Magnesium is involved in over 300 enzymatic reactions in the body, including many that directly influence nervous system function. It serves as a natural calcium channel blocker, modulating the excitability of neurons. Research published in Nutrients (2017) found that magnesium supplementation significantly reduced subjective anxiety in moderately anxious individuals, with effects comparable to low-dose pharmaceutical anxiolytics. The most bioavailable forms — magnesium glycinate, threonate, and taurate — are preferred over magnesium oxide, which has poor absorption.

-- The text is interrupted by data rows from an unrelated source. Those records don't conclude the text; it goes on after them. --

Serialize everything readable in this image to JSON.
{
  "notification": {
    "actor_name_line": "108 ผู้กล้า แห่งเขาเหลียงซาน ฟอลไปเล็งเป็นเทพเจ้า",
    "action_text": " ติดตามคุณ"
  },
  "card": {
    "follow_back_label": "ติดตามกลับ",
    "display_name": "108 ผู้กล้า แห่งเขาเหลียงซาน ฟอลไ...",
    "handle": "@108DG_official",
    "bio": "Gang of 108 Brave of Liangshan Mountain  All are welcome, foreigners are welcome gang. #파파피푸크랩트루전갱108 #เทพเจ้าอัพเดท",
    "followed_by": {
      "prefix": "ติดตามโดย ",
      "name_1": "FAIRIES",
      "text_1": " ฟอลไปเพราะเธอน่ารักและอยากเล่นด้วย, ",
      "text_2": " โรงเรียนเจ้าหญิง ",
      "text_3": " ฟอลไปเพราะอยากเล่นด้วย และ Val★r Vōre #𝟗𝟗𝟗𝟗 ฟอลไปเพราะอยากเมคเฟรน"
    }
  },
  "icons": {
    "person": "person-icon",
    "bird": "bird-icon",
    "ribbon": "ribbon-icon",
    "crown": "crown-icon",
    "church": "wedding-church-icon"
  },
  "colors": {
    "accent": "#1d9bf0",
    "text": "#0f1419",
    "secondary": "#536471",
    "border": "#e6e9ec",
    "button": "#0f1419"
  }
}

It's also worth noting that individual variation in response to different regulation techniques is substantial and influenced by factors including genetics, trauma history, attachment style, and current nervous system state. A practice that is deeply calming for one person (such as meditation) may be destabilizing for another (particularly individuals with trauma who may find stillness activating). This is not a failure of the practice or the practitioner — it's a reflection of genuine neurobiological difference. The most effective approach is experimental: try a technique for two to four weeks, track your subjective response, and adjust accordingly.

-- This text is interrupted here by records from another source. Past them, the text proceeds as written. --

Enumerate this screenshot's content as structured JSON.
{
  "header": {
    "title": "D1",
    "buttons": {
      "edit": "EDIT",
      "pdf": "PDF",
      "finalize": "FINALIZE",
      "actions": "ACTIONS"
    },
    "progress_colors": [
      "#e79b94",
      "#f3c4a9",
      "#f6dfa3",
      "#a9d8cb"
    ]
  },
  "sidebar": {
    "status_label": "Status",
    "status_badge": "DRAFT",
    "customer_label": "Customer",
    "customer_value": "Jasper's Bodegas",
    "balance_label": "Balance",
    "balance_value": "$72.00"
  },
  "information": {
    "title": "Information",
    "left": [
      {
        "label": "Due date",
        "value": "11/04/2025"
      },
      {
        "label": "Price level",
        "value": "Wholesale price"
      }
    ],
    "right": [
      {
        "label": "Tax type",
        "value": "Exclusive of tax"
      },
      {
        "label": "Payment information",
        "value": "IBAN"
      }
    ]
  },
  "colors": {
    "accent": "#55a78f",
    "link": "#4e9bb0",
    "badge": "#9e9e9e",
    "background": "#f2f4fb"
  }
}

Chronotype — your natural preference for morning or evening activity — is genetically determined and shifts across the lifespan. Research published in Current Biology (2019) identified nearly 400 genetic variants associated with chronotype. Adolescents naturally shift toward later chronotypes (explaining why teens struggle with early school start times), while older adults tend to shift earlier. Forcing yourself to operate against your chronotype has measurable health consequences: a UK Biobank study of 430,000 people found that evening chronotypes forced to wake early had a 10% higher mortality risk.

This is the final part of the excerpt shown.